Invité le 13 août, lors de l’assemblée générale de l’Association pour la Protection du Patrimoine des Portes-en-Ré (A4P), Marc Gadras a retrouvé pour une matinée l’île qu’il aime tant.

Pendant près de 45 ans ce monsieur a occupé la fonction de forestier de l’île de Ré. Il a sillonné de long en large les espaces boisés, beaucoup de Rétais de sa génération se souviennent de lui.

Marc Gadras - 13 août 2015

L’écouter raconter ses histoires est un moment captivant et charmant.

Marc Gadras est arrivé dans l’île en 1955, il a alors 31 ans.
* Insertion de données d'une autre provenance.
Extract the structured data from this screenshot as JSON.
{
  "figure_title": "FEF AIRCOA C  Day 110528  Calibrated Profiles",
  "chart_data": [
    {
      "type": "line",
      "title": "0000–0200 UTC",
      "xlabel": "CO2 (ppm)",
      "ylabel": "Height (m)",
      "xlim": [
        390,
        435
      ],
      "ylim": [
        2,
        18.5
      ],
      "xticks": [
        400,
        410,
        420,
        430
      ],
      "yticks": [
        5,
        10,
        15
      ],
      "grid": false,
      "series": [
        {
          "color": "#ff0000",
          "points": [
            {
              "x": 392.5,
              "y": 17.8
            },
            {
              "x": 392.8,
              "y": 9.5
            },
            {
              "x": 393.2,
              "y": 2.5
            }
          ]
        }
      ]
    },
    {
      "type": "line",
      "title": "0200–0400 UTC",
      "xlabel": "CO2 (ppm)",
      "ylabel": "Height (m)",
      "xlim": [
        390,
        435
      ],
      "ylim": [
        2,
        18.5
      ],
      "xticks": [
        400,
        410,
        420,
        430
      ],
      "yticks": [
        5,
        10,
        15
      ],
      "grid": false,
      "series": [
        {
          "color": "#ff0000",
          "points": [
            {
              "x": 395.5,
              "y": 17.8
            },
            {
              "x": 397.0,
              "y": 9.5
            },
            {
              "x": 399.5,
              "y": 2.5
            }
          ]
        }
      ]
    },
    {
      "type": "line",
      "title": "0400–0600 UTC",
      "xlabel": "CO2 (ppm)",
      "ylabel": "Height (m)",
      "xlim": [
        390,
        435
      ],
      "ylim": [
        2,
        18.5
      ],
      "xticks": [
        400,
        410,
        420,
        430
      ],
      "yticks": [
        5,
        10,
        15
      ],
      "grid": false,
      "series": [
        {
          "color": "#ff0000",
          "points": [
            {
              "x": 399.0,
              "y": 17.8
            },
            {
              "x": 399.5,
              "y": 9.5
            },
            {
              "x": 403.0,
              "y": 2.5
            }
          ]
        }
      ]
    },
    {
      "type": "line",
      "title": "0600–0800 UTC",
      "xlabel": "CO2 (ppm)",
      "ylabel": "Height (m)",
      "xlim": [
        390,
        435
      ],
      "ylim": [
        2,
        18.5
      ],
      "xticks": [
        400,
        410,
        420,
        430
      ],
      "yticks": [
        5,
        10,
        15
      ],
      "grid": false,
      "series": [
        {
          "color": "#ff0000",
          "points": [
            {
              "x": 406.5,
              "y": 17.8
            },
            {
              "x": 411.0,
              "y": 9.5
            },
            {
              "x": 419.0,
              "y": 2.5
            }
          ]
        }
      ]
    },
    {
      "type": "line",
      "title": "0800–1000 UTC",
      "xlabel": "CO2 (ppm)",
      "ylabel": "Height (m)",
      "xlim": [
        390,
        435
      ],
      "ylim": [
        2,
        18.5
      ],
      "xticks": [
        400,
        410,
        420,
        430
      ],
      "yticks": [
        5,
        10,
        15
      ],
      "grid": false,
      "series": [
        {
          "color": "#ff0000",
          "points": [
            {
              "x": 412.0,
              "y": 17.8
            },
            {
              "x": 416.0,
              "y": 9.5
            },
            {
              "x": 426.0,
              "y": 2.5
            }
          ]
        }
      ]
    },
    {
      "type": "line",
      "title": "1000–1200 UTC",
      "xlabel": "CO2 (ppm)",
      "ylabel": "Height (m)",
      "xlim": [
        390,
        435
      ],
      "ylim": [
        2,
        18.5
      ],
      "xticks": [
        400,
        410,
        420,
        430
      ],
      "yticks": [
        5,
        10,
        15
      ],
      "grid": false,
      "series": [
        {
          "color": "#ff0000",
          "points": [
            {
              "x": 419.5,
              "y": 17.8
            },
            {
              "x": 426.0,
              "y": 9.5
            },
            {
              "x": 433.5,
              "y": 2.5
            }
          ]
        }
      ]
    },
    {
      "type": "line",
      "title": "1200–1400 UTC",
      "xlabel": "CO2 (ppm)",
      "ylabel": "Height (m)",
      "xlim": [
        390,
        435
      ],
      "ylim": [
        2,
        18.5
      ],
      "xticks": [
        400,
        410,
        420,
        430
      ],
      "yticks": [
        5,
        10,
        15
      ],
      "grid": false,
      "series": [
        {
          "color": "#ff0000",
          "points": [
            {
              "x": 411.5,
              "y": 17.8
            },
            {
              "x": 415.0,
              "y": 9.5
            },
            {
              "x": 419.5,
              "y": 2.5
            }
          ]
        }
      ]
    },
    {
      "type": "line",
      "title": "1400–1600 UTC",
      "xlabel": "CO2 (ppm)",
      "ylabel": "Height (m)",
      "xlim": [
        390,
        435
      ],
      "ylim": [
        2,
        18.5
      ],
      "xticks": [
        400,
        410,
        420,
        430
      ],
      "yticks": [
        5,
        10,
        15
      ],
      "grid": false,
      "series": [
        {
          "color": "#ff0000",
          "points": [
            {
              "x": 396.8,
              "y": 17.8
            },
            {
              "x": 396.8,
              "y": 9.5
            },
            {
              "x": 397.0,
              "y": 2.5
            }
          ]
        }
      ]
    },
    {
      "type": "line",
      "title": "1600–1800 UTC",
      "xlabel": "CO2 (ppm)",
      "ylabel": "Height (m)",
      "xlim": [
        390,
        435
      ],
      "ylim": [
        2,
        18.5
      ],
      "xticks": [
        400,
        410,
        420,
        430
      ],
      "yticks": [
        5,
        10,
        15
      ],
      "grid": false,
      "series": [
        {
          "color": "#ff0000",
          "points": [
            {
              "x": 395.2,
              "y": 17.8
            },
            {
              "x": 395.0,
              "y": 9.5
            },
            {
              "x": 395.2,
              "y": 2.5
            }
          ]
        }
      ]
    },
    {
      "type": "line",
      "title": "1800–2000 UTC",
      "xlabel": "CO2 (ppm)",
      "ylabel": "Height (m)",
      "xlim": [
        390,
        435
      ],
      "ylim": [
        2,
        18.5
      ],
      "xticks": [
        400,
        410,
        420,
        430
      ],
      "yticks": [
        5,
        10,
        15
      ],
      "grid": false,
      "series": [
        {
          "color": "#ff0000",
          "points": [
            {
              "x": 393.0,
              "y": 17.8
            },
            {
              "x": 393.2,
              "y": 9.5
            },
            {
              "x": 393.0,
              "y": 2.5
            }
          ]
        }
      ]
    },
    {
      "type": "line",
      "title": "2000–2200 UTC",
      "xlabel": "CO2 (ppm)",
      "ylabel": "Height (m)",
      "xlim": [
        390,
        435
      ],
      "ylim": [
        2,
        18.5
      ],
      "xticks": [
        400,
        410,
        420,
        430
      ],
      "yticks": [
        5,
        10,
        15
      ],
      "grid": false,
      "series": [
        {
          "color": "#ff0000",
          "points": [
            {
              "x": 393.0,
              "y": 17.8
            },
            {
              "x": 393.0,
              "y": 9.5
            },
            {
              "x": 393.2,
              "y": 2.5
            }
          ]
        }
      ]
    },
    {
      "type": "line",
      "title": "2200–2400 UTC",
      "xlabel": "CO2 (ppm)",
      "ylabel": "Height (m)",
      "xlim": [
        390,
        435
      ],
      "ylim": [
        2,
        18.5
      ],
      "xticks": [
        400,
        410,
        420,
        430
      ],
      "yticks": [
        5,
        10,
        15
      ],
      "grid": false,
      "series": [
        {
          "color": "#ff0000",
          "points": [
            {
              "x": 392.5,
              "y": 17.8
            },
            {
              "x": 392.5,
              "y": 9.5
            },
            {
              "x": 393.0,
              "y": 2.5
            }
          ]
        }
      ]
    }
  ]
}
Il habite la cabane des Fontaines, aux Portes-en-Ré, la petite maison située en haut de la dune de la Conche. « Je ne saurais jamais assez remercier la Direction des Eaux et Forêts pour leur gentillesse de m’avoir logé dans cette petite maison des Fontaines pendant 45 ans. Cela m’était très agréable car j’étais sur place pour mon travail. Je disposais d’un petit parking au bas de la dune où je pouvais mettre mon matériel » a-t-il déclaré en préambule de son intervention, qu’il avait soigneusement préparée à l’avance.

Dans les années 50, les dunes de l’île de Ré sont pratiquement nues. Monsieur Gadras père a monté une entreprise agricole et forestière sur le continent, il initie son fils Marc au métier. Une mission de sous-traitance leur est confiée par les Eaux et Forêts : les plantations des dunes et leur entretien. Il leur faut préparer les semis de graines de pins, labourer, planter de jeunes arbres, débroussailler les pare-feux. A l’époque, l’île ne dispose pas d’équipement technique pour ce travail. Marc Gadras se souvient : « Pour rejoindre l’île de Ré j’ai parcouru 135 kilomètres, à la vitesse de 20 km/h avec mon tracteur. Il tirait une remorque portant une charrue spéciale pour ouvrir des sillons larges et profonds, et un semoir à graines que nous avions spécialement fabriqués ». Pour remplir sa mission il est aidé par deux employés des Eaux et Forêts. Le responsable à La Rochelle leur donne les instructions.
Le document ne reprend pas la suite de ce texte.